Pre-built conventions#

The package exports two basis constants used by the preset geometries:

Basis	vertical	longitudinal	transverse	Presets
`BASIS_YOU`	+x	+y	+z	psic, sixc, kappa6c, zaxis, s2d2, fivec
`BASIS_BL`	+z	+y	+x	fourcv, fourch, kappa4cv, kappa4ch

Other conventions exist in the broader community (e.g. NeXus, Hkl) — see Concepts for a tabulated comparison.

Defining a custom basis#

You may pass any valid basis dict to AdHocDiffractometer. The keys must be "vertical", "longitudinal", and "transverse"; the values are 3-element array-like objects:

import numpy as np
import ad_hoc_diffractometer as ahd
from ad_hoc_diffractometer.stage import Stage

# NeXus convention: vertical=+y, longitudinal=+z, transverse=+x
nexus_basis = {
    "vertical":     np.array([0.0, 1.0, 0.0]),
    "longitudinal": np.array([0.0, 0.0, 1.0]),
    "transverse":   np.array([1.0, 0.0, 0.0]),
}

# Use this basis with a custom geometry
g = ahd.AdHocDiffractometer(
    name="my_geometry",
    stages=[
        Stage("omega", np.array([0.0, 1.0, 0.0]), role="sample"),
        Stage("ttheta", np.array([0.0, 1.0, 0.0]), role="detector"),
    ],
    basis=nexus_basis,
    description="Minimal two-circle with NeXus basis",
)

The axis vectors on each Stage are expressed in the same Cartesian frame as the basis — so when you change the basis, the Stage axis vectors must change accordingly.

What changes when you change the basis#

Changing the basis changes the numerical representation of every vector quantity in the geometry:

Stage axis vectors (e.g. +XHAT vs +ZHAT for the vertical axis)
Rotation matrices
The B, U, and UB matrices
Q-vectors computed by angles_to_phi_vector()

What does not change:

Motor angles returned by forward() and accepted by inverse()
Bragg angles and d-spacings
Physical rotation directions (right-handed vs left-handed)
The number and type of solutions

The basis is a bookkeeping convention. Two geometries that describe the same physical diffractometer with different bases will produce identical motor angles for the same reflection.

Common mistakes#

Swapping vertical and transverse. If you accidentally assign vertical -> +z and transverse -> +z (or repeat any axis), the constructor will raise a ValueError because the vectors are not mutually orthogonal.

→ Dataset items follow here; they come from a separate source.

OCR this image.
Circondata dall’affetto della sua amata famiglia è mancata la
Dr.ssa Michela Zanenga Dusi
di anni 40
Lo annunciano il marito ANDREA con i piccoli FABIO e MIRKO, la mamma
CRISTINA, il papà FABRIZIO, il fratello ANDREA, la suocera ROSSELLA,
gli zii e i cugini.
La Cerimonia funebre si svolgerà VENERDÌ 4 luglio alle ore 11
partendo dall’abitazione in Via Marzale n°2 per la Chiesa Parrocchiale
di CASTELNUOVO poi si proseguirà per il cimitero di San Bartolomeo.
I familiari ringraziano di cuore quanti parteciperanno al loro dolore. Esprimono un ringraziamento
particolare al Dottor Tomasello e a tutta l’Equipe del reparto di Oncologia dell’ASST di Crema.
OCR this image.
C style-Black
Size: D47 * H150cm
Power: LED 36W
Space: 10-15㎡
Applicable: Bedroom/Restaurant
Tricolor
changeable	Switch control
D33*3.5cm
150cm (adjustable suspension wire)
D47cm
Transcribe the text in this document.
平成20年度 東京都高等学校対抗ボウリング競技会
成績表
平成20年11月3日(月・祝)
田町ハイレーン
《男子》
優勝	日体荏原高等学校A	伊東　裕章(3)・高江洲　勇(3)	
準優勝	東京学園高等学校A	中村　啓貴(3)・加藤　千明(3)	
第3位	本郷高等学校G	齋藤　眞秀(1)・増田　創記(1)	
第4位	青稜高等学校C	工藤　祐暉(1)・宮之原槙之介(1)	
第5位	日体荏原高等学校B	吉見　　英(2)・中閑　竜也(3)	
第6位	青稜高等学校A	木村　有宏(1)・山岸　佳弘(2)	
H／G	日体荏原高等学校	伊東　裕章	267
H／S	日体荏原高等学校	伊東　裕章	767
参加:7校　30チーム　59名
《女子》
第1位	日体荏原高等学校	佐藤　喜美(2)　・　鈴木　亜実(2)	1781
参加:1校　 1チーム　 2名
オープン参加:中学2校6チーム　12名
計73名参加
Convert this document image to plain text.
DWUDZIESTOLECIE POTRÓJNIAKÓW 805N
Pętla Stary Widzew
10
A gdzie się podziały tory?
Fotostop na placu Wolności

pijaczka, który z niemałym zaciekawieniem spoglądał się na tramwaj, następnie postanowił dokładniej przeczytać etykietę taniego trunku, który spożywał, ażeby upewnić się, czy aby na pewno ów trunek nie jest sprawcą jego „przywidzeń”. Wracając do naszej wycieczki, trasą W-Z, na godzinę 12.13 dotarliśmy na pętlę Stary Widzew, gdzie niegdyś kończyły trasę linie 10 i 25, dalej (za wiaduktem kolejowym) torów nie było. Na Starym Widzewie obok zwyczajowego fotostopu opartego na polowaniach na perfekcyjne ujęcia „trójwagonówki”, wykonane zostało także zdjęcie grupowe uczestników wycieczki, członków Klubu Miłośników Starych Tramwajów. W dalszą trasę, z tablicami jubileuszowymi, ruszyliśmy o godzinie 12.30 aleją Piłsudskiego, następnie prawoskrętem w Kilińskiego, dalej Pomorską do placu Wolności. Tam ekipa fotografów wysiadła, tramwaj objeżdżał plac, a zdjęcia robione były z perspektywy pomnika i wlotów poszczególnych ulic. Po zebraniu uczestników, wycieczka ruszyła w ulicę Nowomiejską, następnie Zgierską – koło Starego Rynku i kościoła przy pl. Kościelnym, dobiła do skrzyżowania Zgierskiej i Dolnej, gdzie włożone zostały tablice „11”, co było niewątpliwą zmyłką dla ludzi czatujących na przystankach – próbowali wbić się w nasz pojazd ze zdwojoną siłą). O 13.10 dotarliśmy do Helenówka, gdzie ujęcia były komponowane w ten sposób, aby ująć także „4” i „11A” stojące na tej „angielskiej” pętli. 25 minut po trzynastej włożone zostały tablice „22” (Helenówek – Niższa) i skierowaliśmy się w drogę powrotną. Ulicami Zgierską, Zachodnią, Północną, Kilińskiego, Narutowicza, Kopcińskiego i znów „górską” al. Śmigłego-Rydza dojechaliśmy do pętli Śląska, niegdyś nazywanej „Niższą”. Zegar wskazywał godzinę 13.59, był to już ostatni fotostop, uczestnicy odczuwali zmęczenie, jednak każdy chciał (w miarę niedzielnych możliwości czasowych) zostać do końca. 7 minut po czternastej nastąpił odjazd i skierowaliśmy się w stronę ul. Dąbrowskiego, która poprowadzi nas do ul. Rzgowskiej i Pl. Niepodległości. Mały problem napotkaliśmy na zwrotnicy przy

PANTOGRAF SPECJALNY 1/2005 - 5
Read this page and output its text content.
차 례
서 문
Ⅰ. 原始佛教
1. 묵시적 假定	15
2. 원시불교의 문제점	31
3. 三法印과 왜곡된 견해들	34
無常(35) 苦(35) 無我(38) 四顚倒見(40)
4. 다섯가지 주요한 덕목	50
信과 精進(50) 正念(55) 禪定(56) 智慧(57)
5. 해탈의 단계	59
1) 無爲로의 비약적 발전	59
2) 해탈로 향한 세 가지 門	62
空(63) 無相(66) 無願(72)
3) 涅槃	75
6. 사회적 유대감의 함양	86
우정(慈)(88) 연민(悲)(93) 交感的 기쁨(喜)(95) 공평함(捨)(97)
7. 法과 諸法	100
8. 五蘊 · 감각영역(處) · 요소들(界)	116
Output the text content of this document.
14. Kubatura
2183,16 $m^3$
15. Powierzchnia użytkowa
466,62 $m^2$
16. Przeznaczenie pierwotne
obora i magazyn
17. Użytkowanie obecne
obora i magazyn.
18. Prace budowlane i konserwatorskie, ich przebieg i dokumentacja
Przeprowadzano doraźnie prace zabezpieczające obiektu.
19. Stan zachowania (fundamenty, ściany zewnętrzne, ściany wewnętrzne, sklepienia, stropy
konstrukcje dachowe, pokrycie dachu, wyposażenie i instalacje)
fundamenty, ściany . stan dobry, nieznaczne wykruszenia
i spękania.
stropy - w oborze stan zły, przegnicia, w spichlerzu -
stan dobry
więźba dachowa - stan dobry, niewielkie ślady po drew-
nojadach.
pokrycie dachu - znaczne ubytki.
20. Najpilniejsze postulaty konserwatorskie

Left-handed system. If vertical x longitudinal points in the opposite direction from your transverse vector, the system is left-handed. The package does not detect this automatically — it will produce incorrect results silently. Always verify: np.cross(vertical, longitudinal) should equal transverse (not -transverse).

Mixing conventions. If you define stages using axis vectors from one convention but pass a basis dict from another, the geometry description will be internally inconsistent. The axis vectors and basis must use the same Cartesian frame.